Daughters of the Dirt / Sarah Higdon

Why Do I Need A Man?
by Erin McRae

Okay, so Japanese and Korean scientists have managed to make a baby rat from two female rats. Sheepishly, they try to put a spin on it, saying it just confirms that males are necessary in the, uh, natural order of things. Duh.

Meanwhile, certain women-without-men who want babies (you know who you are, and I used to be one of you) perk up their ears. And certain men become uneasy, wondering whether they’re even necessary, now that there seems to be no natural order of things anymore. After all, we have laboratories, we have sperm for the buying, and now for those who are offended that sperm may be involved in the process at all, we may not need it anyway. Besides, women have jobs. Some of us earn more than our husbands.

So what do we need a man for, anyway? This is the same question my husband asked me ten years ago, when we were dating. I was 34 and never married, overeducated by the local university, and owned a home that I was remodeling. He was 27, still in grad school, and the kindest, most gorgeous man who had ever wanted to date me.

“Are you kidding?” I said. And when it turned out that he wanted reassurance beyond his desirability as a sex object, I asked him, “Does this look easy?” Because to me, I was just doing what I was supposed to do in the absence of a partner, the same thing most single women do—fill all the roles as best we can. It wasn’t easy and it wasn’t particularly fun. It was to my chagrin that my doing it well—or at least appearing to—might be intimidating to a potential mate. So I let him mow the lawn.

Actually, we had a deep conversation that night, in which I tried to explain this: that my self-reliant life was all an act borne of necessity, that what I most wanted in life was a soul mate to share it. That I was lonely. He was looking for more than that, it turned out, and this is something perhaps that only a man can fully understand. He wanted to feel needed in a way that mattered to him. That made me a little nervous, because I wasn’t quite sure what it meant. I was afraid it might mean giving up some indefinable part of myself, the part that had protected me all those years. And in a way, it did mean that.

The truth is, I was terrible at being single, and that’s okay. Because I don’t think we were meant to be alone. Some of us pull it off very well and some of us prefer it to the painful attempts at failed relationships. But I’ve come to realize that the beauty of relationships is their interdependence, and personal vulnerability is a necessary ingredient. The closer you are to someone, the more vulnerable that makes you. For some, friendship is enough to sustain them. For me, it doesn’t even come close.
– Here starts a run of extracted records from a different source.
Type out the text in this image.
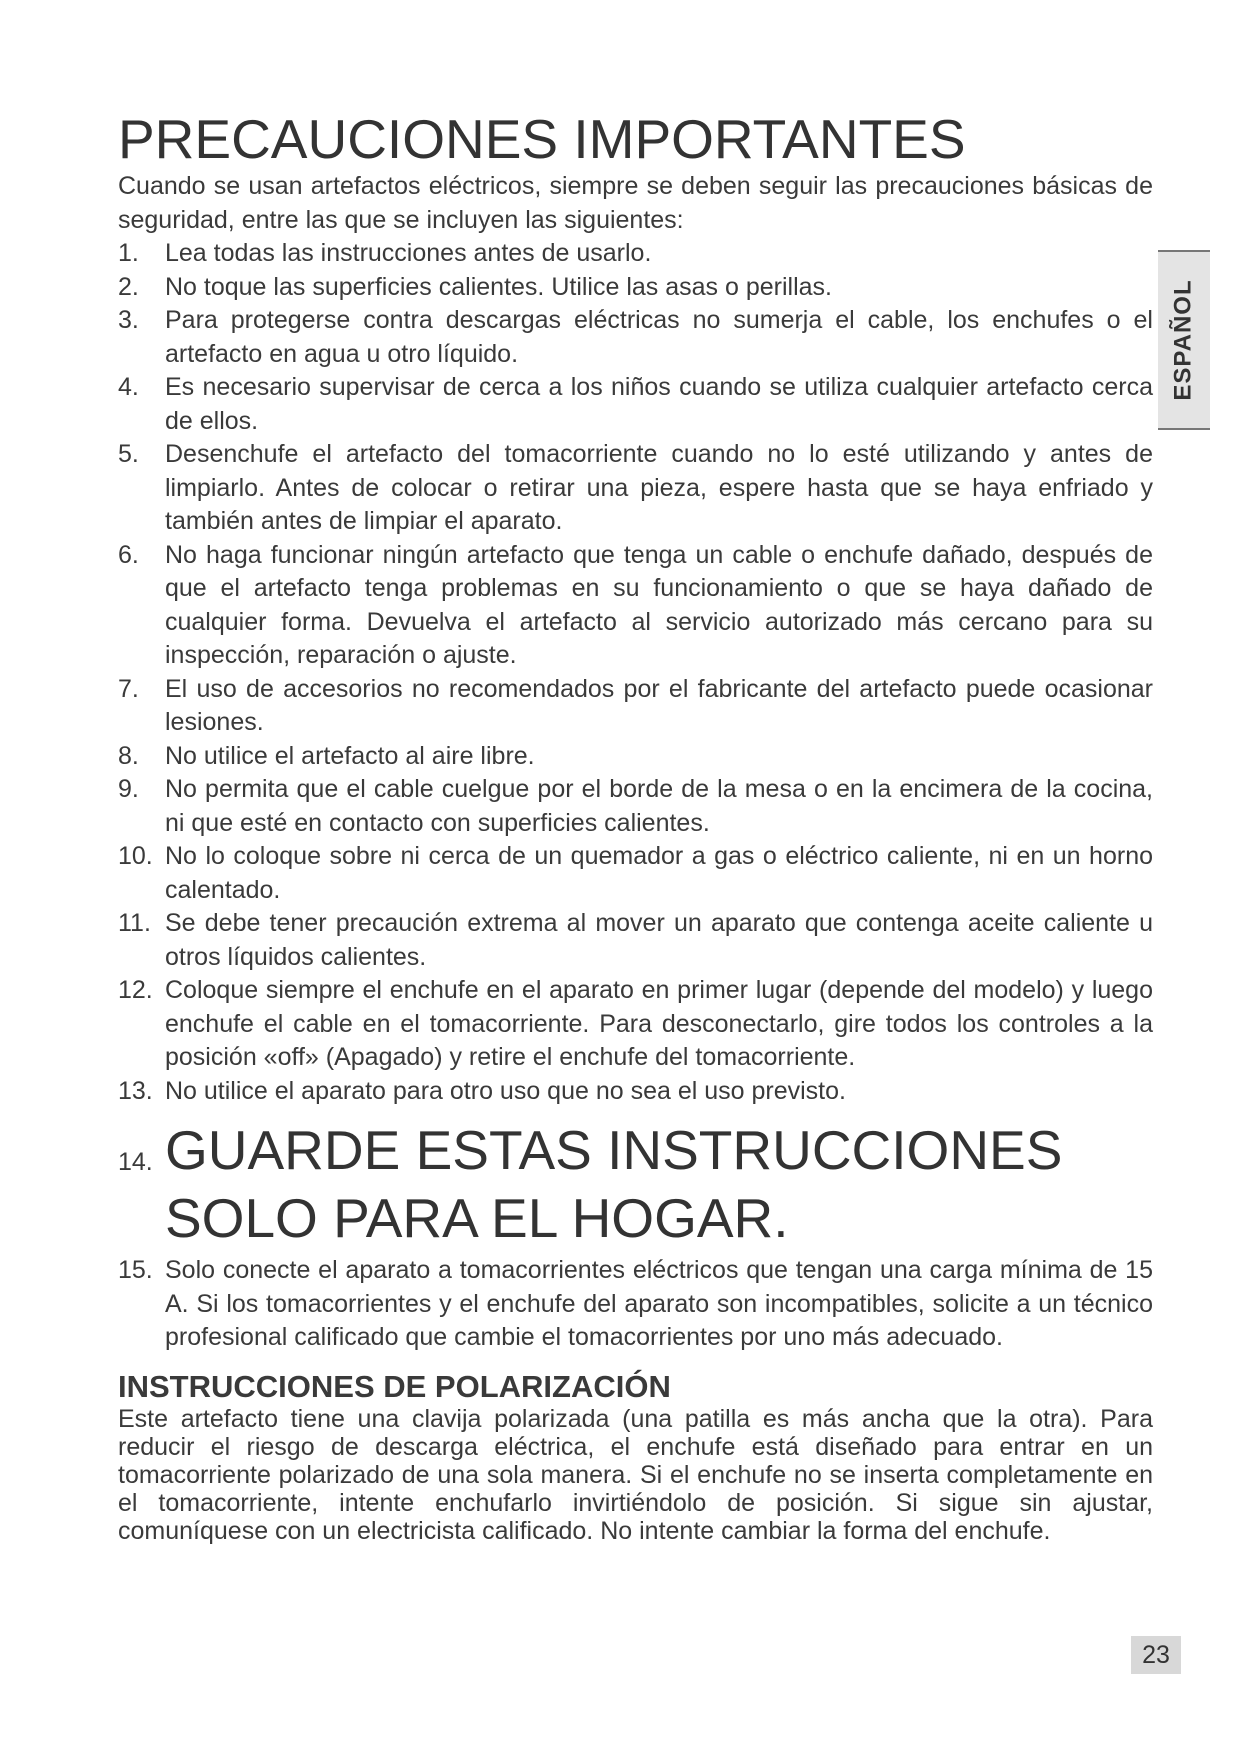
ESPAÑOL
PRECAUCIONES IMPORTANTES

Cuando se usan artefactos eléctricos, siempre se deben seguir las precauciones básicas de seguridad, entre las que se incluyen las siguientes:

1. Lea todas las instrucciones antes de usarlo.
2. No toque las superficies calientes. Utilice las asas o perillas.
3. Para protegerse contra descargas eléctricas no sumerja el cable, los enchufes o el artefacto en agua u otro líquido.
4. Es necesario supervisar de cerca a los niños cuando se utiliza cualquier artefacto cerca de ellos.
5. Desenchufe el artefacto del tomacorriente cuando no lo esté utilizando y antes de limpiarlo. Antes de colocar o retirar una pieza, espere hasta que se haya enfriado y también antes de limpiar el aparato.
6. No haga funcionar ningún artefacto que tenga un cable o enchufe dañado, después de que el artefacto tenga problemas en su funcionamiento o que se haya dañado de cualquier forma. Devuelva el artefacto al servicio autorizado más cercano para su inspección, reparación o ajuste.
7. El uso de accesorios no recomendados por el fabricante del artefacto puede ocasionar lesiones.
8. No utilice el artefacto al aire libre.
9. No permita que el cable cuelgue por el borde de la mesa o en la encimera de la cocina, ni que esté en contacto con superficies calientes.
10. No lo coloque sobre ni cerca de un quemador a gas o eléctrico caliente, ni en un horno calentado.
11. Se debe tener precaución extrema al mover un aparato que contenga aceite caliente u otros líquidos calientes.
12. Coloque siempre el enchufe en el aparato en primer lugar (depende del modelo) y luego enchufe el cable en el tomacorriente. Para desconectarlo, gire todos los controles a la posición «off» (Apagado) y retire el enchufe del tomacorriente.
13. No utilice el aparato para otro uso que no sea el uso previsto.
14. GUARDE ESTAS INSTRUCCIONES
SOLO PARA EL HOGAR.
15. Solo conecte el aparato a tomacorrientes eléctricos que tengan una carga mínima de 15 A. Si los tomacorrientes y el enchufe del aparato son incompatibles, solicite a un técnico profesional calificado que cambie el tomacorrientes por uno más adecuado.
INSTRUCCIONES DE POLARIZACIÓN

Este artefacto tiene una clavija polarizada (una patilla es más ancha que la otra). Para reducir el riesgo de descarga eléctrica, el enchufe está diseñado para entrar en un tomacorriente polarizado de una sola manera. Si el enchufe no se inserta completamente en el tomacorriente, intente enchufarlo invirtiéndolo de posición. Si sigue sin ajustar, comuníquese con un electricista calificado. No intente cambiar la forma del enchufe.

23
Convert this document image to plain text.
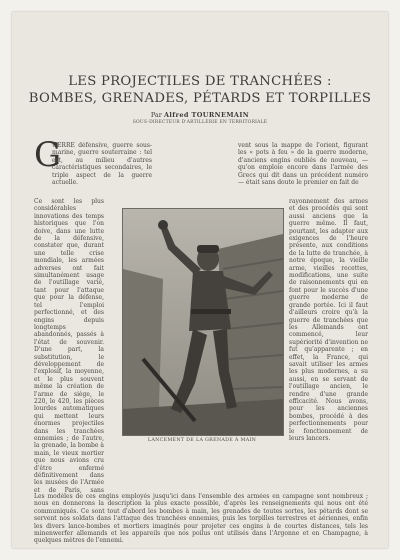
LES PROJECTILES DE TRANCHÉES :
BOMBES, GRENADES, PÉTARDS ET TORPILLES
Par Alfred TOURNEMAIN
SOUS-DIRECTEUR D'ARTILLERIE EN TERRITORIALE
G
UERRE défensive, guerre sous-marine, guerre souterraine : tel est, au milieu d'autres caractéristiques secondaires, le triple aspect de la guerre actuelle.
Ce sont les plus considérables innovations des temps historiques que l'on doive, dans une lutte de la défensive, constater que, durant une telle crise mondiale, les armées adverses ont fait simultanément usage de l'outillage varié, tant pour l'attaque que pour la défense, tel l'emploi perfectionné, et des engins depuis longtemps abandonnés, passés à l'état de souvenir. D'une part, la substitution, le développement de l'explosif, la moyenne, et le plus souvent même la création de l'arme de siège, le 220, le 420, les pièces lourdes automatiques qui mettent leurs énormes projectiles dans les tranchées ennemies ; de l'autre, la grenade, la bombe à main, le vieux mortier que nous avions cru d'être enfermé définitivement dans les musées de l'Armée et de Paris, sans
vent sous la mappe de l'orient, figurant les « pots à feu » de la guerre moderne, d'anciens engins oubliés de nouveau, — qu'on emploie encore dans l'armée des Grecs qui dit dans un précédent numéro — était sans doute le premier en fait de
rayonnement des armes et des procédés qui sont aussi anciens que la guerre même. Il faut, pourtant, les adapter aux exigences de l'heure présente, aux conditions de la lutte de tranchée, à notre époque, la vieille arme, vieilles recettes, modifications, une suite de raisonnements qui en font pour le succès d'une guerre moderne de grande portée. Ici il faut d'ailleurs croire qu'à la guerre de tranchées que les Allemands ont commencé, leur supériorité d'invention ne fut qu'apparente ; en effet, la France, qui savait utiliser les armes les plus modernes, a su aussi, en se servant de l'outillage ancien, le rendre d'une grande efficacité. Nous avons, pour les anciennes bombes, procédé à des perfectionnements pour le fonctionnement de leurs lancers.
Les modèles de ces engins employés jusqu'ici dans l'ensemble des armées en campagne sont nombreux ; nous en donnerons la description la plus exacte possible, d'après les renseignements qui nous ont été communiqués. Ce sont tout d'abord les bombes à main, les grenades de toutes sortes, les pétards dont se servent nos soldats dans l'attaque des tranchées ennemies, puis les torpilles terrestres et aériennes, enfin les divers lance-bombes et mortiers imaginés pour projeter ces engins à de courtes distances, tels les minenwerfer allemands et les appareils que nos poilus ont utilisés dans l'Argonne et en Champagne, à quelques mètres de l'ennemi.
LANCEMENT DE LA GRENADE À MAIN
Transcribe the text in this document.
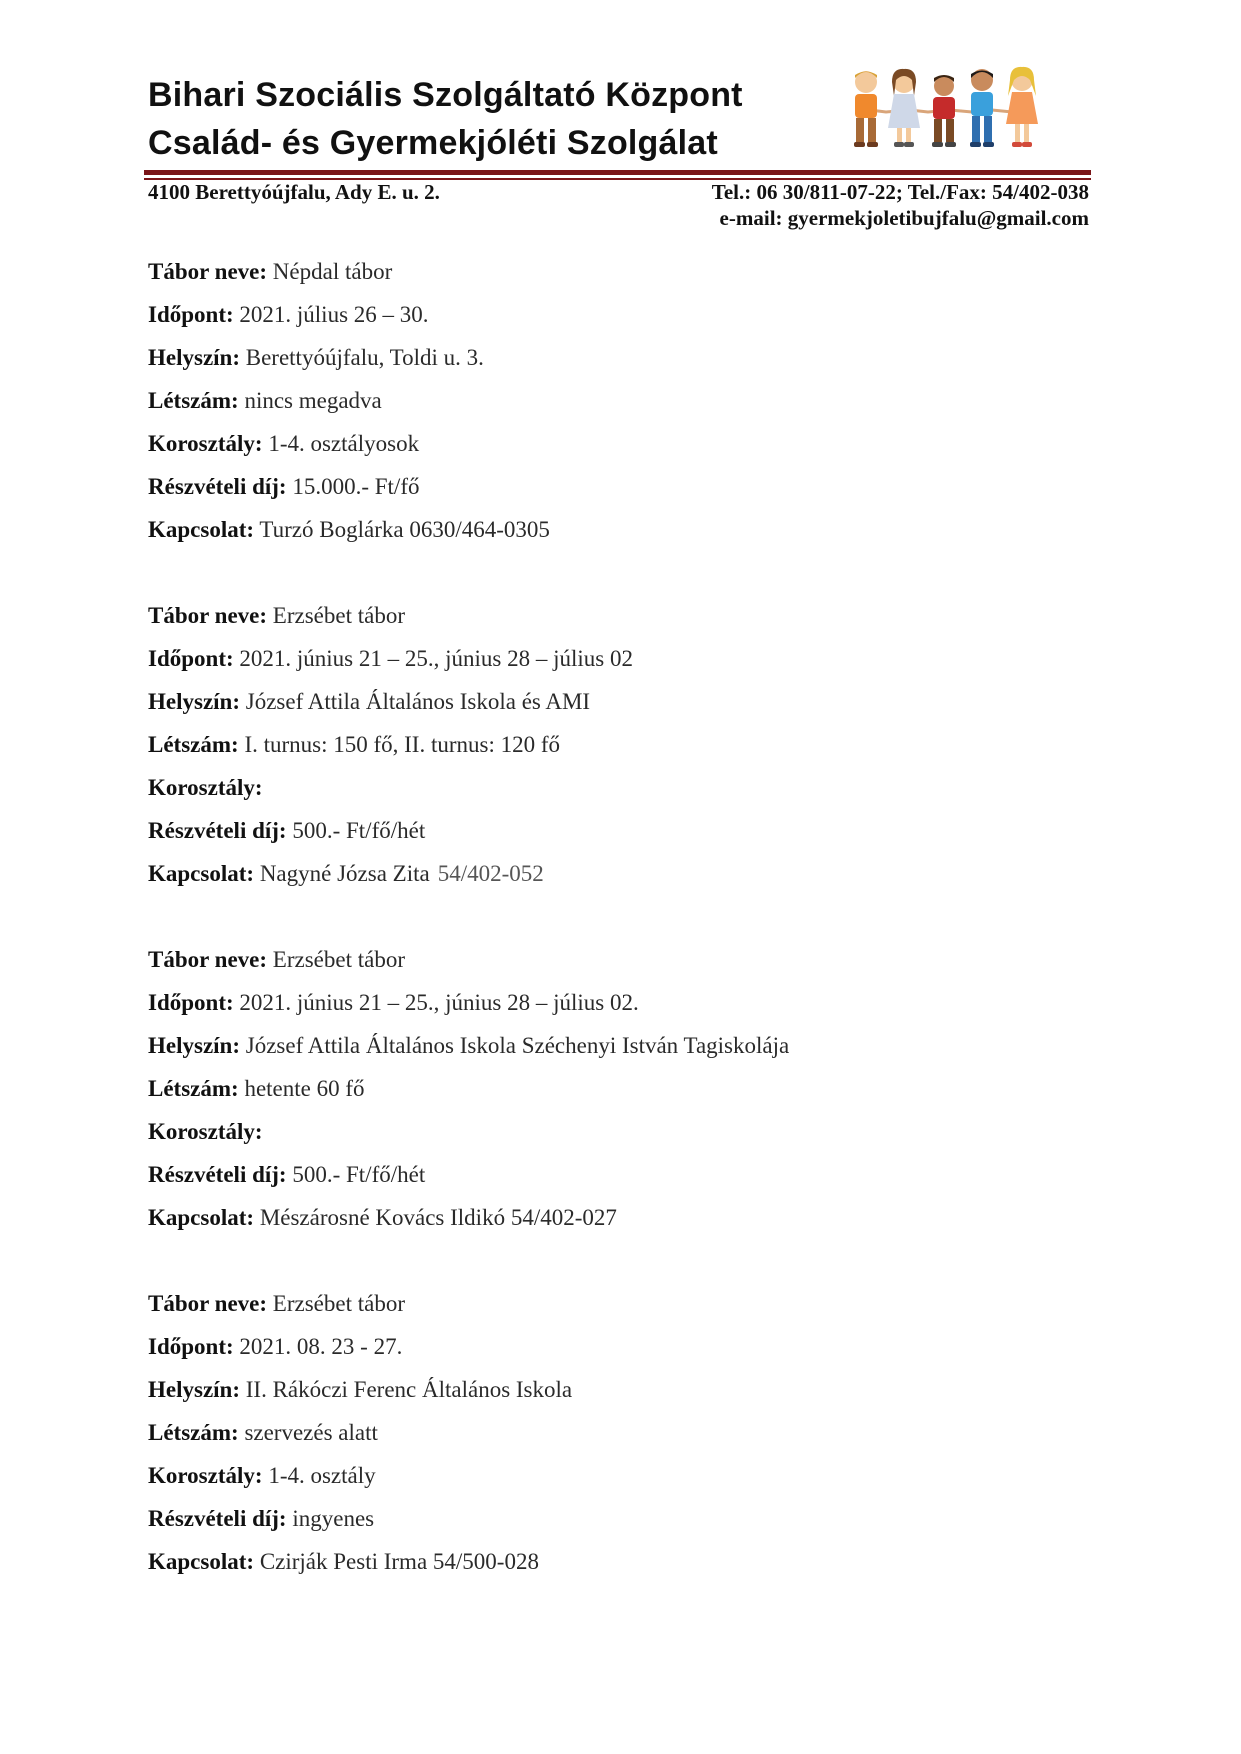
Bihari Szociális Szolgáltató Központ
Család- és Gyermekjóléti Szolgálat
4100 Berettyóújfalu, Ady E. u. 2.	Tel.: 06 30/811-07-22; Tel./Fax: 54/402-038
e-mail: gyermekjoletibujfalu@gmail.com
Tábor neve: Népdal tábor
Időpont: 2021. július 26 – 30.
Helyszín: Berettyóújfalu, Toldi u. 3.
Létszám: nincs megadva
Korosztály: 1-4. osztályosok
Részvételi díj: 15.000.- Ft/fő
Kapcsolat: Turzó Boglárka 0630/464-0305
Tábor neve: Erzsébet tábor
Időpont: 2021. június 21 – 25., június 28 – július 02
Helyszín: József Attila Általános Iskola és AMI
Létszám: I. turnus: 150 fő, II. turnus: 120 fő
Korosztály:
Részvételi díj: 500.- Ft/fő/hét
Kapcsolat: Nagyné Józsa Zita 54/402-052
Tábor neve: Erzsébet tábor
Időpont: 2021. június 21 – 25., június 28 – július 02.
Helyszín: József Attila Általános Iskola Széchenyi István Tagiskolája
Létszám: hetente 60 fő
Korosztály:
Részvételi díj: 500.- Ft/fő/hét
Kapcsolat: Mészárosné Kovács Ildikó 54/402-027
Tábor neve: Erzsébet tábor
Időpont: 2021. 08. 23 - 27.
Helyszín: II. Rákóczi Ferenc Általános Iskola
Létszám: szervezés alatt
Korosztály: 1-4. osztály
Részvételi díj: ingyenes
Kapcsolat: Czirják Pesti Irma 54/500-028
On our ninth anniversary last January, I sat and wondered how I would ever live without my husband. This was an especially pertinent topic of thought, since two couples on our cul-de-sac had recently divorced and I had seen first-hand how these women were struggling. I thought about the two surgeries he’d nursed me through, one while we were still just dating. I thought about the two babies incubated and delivered and the one lost, the personal and work crises he’d patiently listened to without judgment, the wise advice and deep discussions, the meals prepared, floors vacuumed, children played with and made ready for school, and yes, lawns mowed and edged. All this and more from a man who never expected he would be the breadwinner for a family of four while his self-reliant wife chose to stay home with the kids.

I remembered a conversation I’d had with a married friend while I was single and suffering the clanging of my biological alarm clock. I could just hire a nanny and have a couple of kids on my own, I told her. How much harder could it be? Her eyes were horror-struck as she tried to tell me just how much harder it could be, even with a husband to help raise them. I shrugged her off at the time, but thank God I never got to experience doing it alone, because now I know she was right.

Well it turns out that my husband is the type who can bring home the bacon, fry it up in a pan, and never let you forget he’s a man. That’s right, he dumps his clothes in piles on the floor, tracks mud through the house, and emits horrifying sounds and smells within close range. He’s never cleaned a toilet, sent a Christmas card, or willingly gone out dancing. But so what?

I know some of my friends are jealous that he can cook a great meal, that he drives our daughter to school at 7 a.m., that he helps put the kids to bed. And they should be. But the best part is that this man is committed to me and to these kids for life, and in light of all that, his faults are miniscule. I’m just glad he isn’t listing my faults right now, and the nice thing is, I know he won’t.

My husband and I sadly waved goodbye and blew kisses to each other today as he left for a week’s worth of meetings in California . I came back inside the house to our two children squabbling over some insignificant toy, and I snapped at them. Already we were dreading the week without his presence.

So when a team of scientists manages to make a baby without any sperm, does this really mean that men aren’t necessary anymore?  Perhaps in some highly limited technical sense this might be true, but not in the real world. And it’s definitely not true in mine.
Erin McRae holds an MA in creative writing from the University of Texas, where she studied under and edited a book for James Michener. Her essays, articles and music reviews have appeared in various publications. She's worked as a writing instructor, a dropout prevention counselor, a radio announcer, a band promoter and an investment banker. Of all her many lives, her favorite is the one she's living now with her husband and two kids in suburban Austin.